El comité de agricultura de la Cámara de Representantes aprobó un corte de más de 16.000 millones de dólares de la financiación del llamado Programa de alimentos por estampillas que facilita la nutrición de numerosas familias pobres. Si se aprobara ese proyecto de ley, de dos a tres millones de personas perderán tal ayuda por completo (www.disabled-world.com, 28/7/12). Por su parte, la presidenta demócrata del Senado, Debbie Stabenow, aboga por un recorte mayor (www.washigtonpost.com, 5/12/12). El ejercicio de la soberanía, entonces, consistiría en el derecho a empobrecer aún más a los pobres.
Otra cuestión que irrita a los neoconservadores, y también mienten sobre ello, es el llamado Plan 21, uno de los muchos documentos de la ONU que, en este caso, versan sobre el desarrollo sustentable en el siglo XXI. El ex periodista estrella de Fox News, Glenn Beck, abandera el repudio: dijo en relación con este plan que “cuando (la ONU) hunda sus colmillos en nuestras comunidades, les chupará toda la sangre y no podremos sobrevivir. Tengan cuidado” (//media matters.org, 17/6/11). Nada que ver: la propuesta no es vinculante.

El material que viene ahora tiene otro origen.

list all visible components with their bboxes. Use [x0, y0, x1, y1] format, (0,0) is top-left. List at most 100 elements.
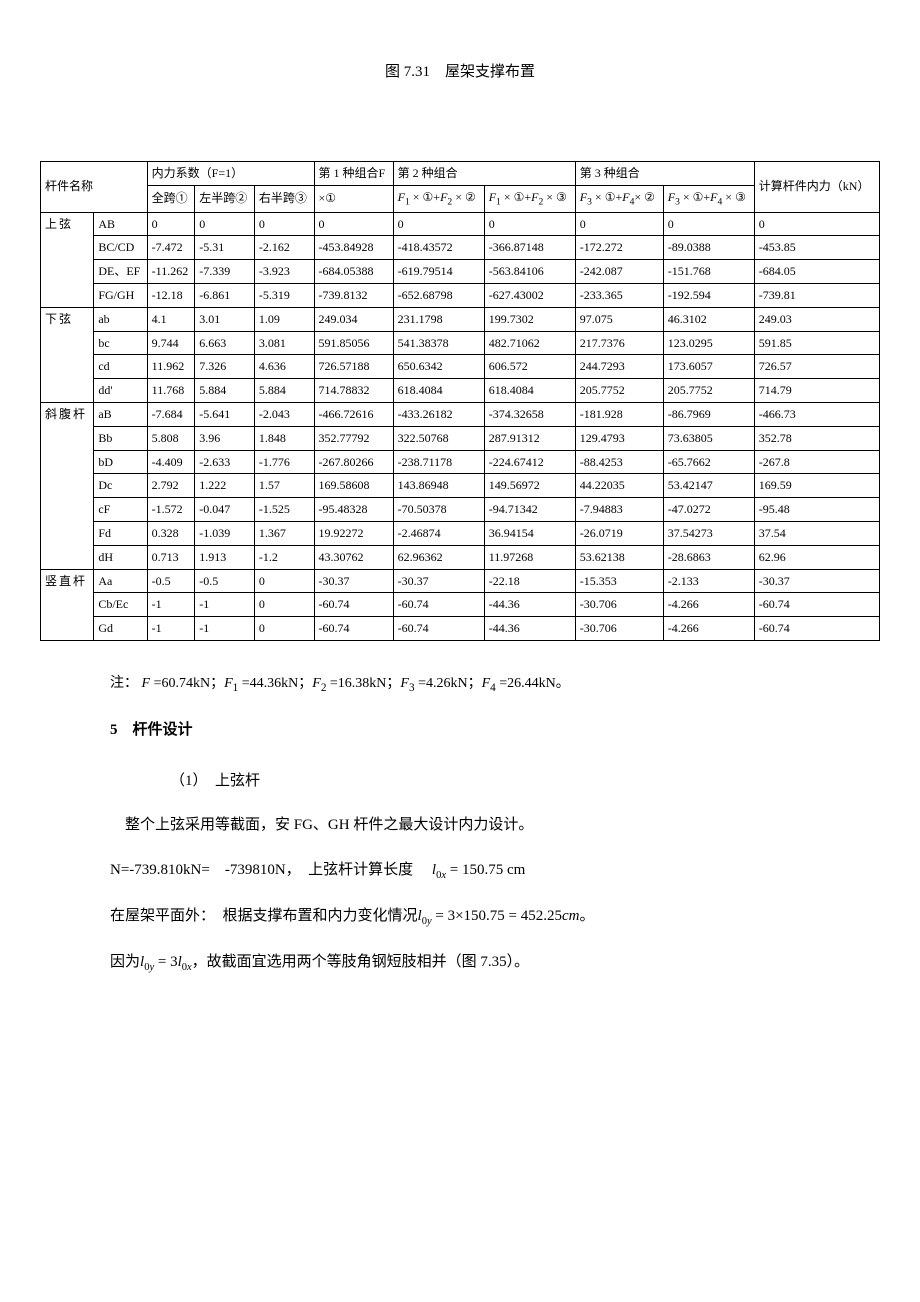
cell: 714.78832 [314, 379, 393, 403]
cell: -26.0719 [575, 521, 663, 545]
cell: -7.94883 [575, 498, 663, 522]
cell: 44.22035 [575, 474, 663, 498]
cell: 4.1 [147, 307, 195, 331]
cell: -88.4253 [575, 450, 663, 474]
cell: -1 [195, 593, 255, 617]
header-comb2b: F1 × ①+F2 × ③ [484, 185, 575, 212]
section-num: 5 [110, 722, 118, 738]
group-cell: 斜腹杆 [41, 402, 94, 569]
table-row: dd'11.7685.8845.884714.78832618.4084618.… [41, 379, 880, 403]
cell: 37.54273 [663, 521, 754, 545]
table-row: bD-4.409-2.633-1.776-267.80266-238.71178… [41, 450, 880, 474]
cell: 714.79 [754, 379, 879, 403]
cell: -60.74 [754, 617, 879, 641]
cell: 3.01 [195, 307, 255, 331]
table-row: 上弦AB000000000 [41, 212, 880, 236]
cell: -6.861 [195, 284, 255, 308]
cell: 0 [147, 212, 195, 236]
cell: -1 [147, 593, 195, 617]
cell: -95.48328 [314, 498, 393, 522]
cell: 11.97268 [484, 545, 575, 569]
cell: 1.09 [254, 307, 314, 331]
cell: -1.525 [254, 498, 314, 522]
cell: -563.84106 [484, 260, 575, 284]
cell: aB [94, 402, 147, 426]
note-label: 注： [110, 676, 138, 691]
cell: -12.18 [147, 284, 195, 308]
header-member-name: 杆件名称 [41, 162, 148, 213]
cell: 244.7293 [575, 355, 663, 379]
cell: 0 [254, 617, 314, 641]
cell: -2.162 [254, 236, 314, 260]
cell: 4.636 [254, 355, 314, 379]
cell: 1.848 [254, 426, 314, 450]
para3b: 。 [580, 908, 595, 924]
section-title: 杆件设计 [133, 722, 193, 738]
cell: -60.74 [754, 593, 879, 617]
cell: -89.0388 [663, 236, 754, 260]
cell: -267.80266 [314, 450, 393, 474]
cell: cd [94, 355, 147, 379]
table-note: 注： F =60.74kN；F1 =44.36kN；F2 =16.38kN；F3… [110, 671, 880, 698]
cell: -627.43002 [484, 284, 575, 308]
section-heading: 5 杆件设计 [110, 718, 880, 739]
cell: 199.7302 [484, 307, 575, 331]
cell: Aa [94, 569, 147, 593]
header-coeff1: 全跨① [147, 185, 195, 212]
cell: 3.96 [195, 426, 255, 450]
header-coeff-group: 内力系数（F=1） [147, 162, 314, 186]
cell: 1.222 [195, 474, 255, 498]
paragraph-1: 整个上弦采用等截面，安 FG、GH 杆件之最大设计内力设计。 [125, 810, 880, 840]
cell: -7.339 [195, 260, 255, 284]
header-comb3a: F3 × ①+F4× ② [575, 185, 663, 212]
cell: -1.776 [254, 450, 314, 474]
cell: 5.884 [254, 379, 314, 403]
cell: -65.7662 [663, 450, 754, 474]
cell: -2.043 [254, 402, 314, 426]
table-row: bc9.7446.6633.081591.85056541.38378482.7… [41, 331, 880, 355]
cell: -30.37 [314, 569, 393, 593]
cell: 541.38378 [393, 331, 484, 355]
cell: -0.5 [195, 569, 255, 593]
cell: -466.73 [754, 402, 879, 426]
cell: 217.7376 [575, 331, 663, 355]
cell: 62.96362 [393, 545, 484, 569]
cell: 129.4793 [575, 426, 663, 450]
cell: 2.792 [147, 474, 195, 498]
cell: 0 [575, 212, 663, 236]
cell: -2.633 [195, 450, 255, 474]
cell: dH [94, 545, 147, 569]
cell: -181.928 [575, 402, 663, 426]
cell: -418.43572 [393, 236, 484, 260]
cell: 726.57188 [314, 355, 393, 379]
cell: 5.808 [147, 426, 195, 450]
cell: -30.706 [575, 593, 663, 617]
cell: -44.36 [484, 617, 575, 641]
cell: -30.37 [754, 569, 879, 593]
cell: -5.31 [195, 236, 255, 260]
cell: 726.57 [754, 355, 879, 379]
cell: 169.59 [754, 474, 879, 498]
cell: Bb [94, 426, 147, 450]
cell: Cb/Ec [94, 593, 147, 617]
cell: -453.84928 [314, 236, 393, 260]
cell: -619.79514 [393, 260, 484, 284]
cell: -466.72616 [314, 402, 393, 426]
paragraph-2: N=-739.810kN= -739810N， 上弦杆计算长度 l0x = 15… [110, 855, 880, 886]
group-cell: 下弦 [41, 307, 94, 402]
paragraph-4: 因为l0y = 3l0x，故截面宜选用两个等肢角钢短肢相并（图 7.35）。 [110, 947, 880, 978]
cell: 149.56972 [484, 474, 575, 498]
cell: -70.50378 [393, 498, 484, 522]
cell: -267.8 [754, 450, 879, 474]
cell: 11.962 [147, 355, 195, 379]
cell: -0.5 [147, 569, 195, 593]
cell: -7.472 [147, 236, 195, 260]
cell: 287.91312 [484, 426, 575, 450]
force-table: 杆件名称 内力系数（F=1） 第 1 种组合F 第 2 种组合 第 3 种组合 … [40, 161, 880, 641]
cell: -4.266 [663, 617, 754, 641]
table-head: 杆件名称 内力系数（F=1） 第 1 种组合F 第 2 种组合 第 3 种组合 … [41, 162, 880, 213]
cell: -233.365 [575, 284, 663, 308]
cell: -739.8132 [314, 284, 393, 308]
cell: -374.32658 [484, 402, 575, 426]
table-body: 上弦AB000000000BC/CD-7.472-5.31-2.162-453.… [41, 212, 880, 640]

John Bolton, ex embajador de EE.UU. ante la ONU designado por W. Bush, fue quien mejor definió la actitud de la Casa Blanca hacia la organización mundial: “No hay Naciones Unidas –dijo–. Lo que hay es una comunidad internacional que ocasionalmente puede ser dirigida por el único poder real que existe en el mundo y ese poder es Estados Unidos” (www.de mocracynow.org, 31/3/05). Oiga.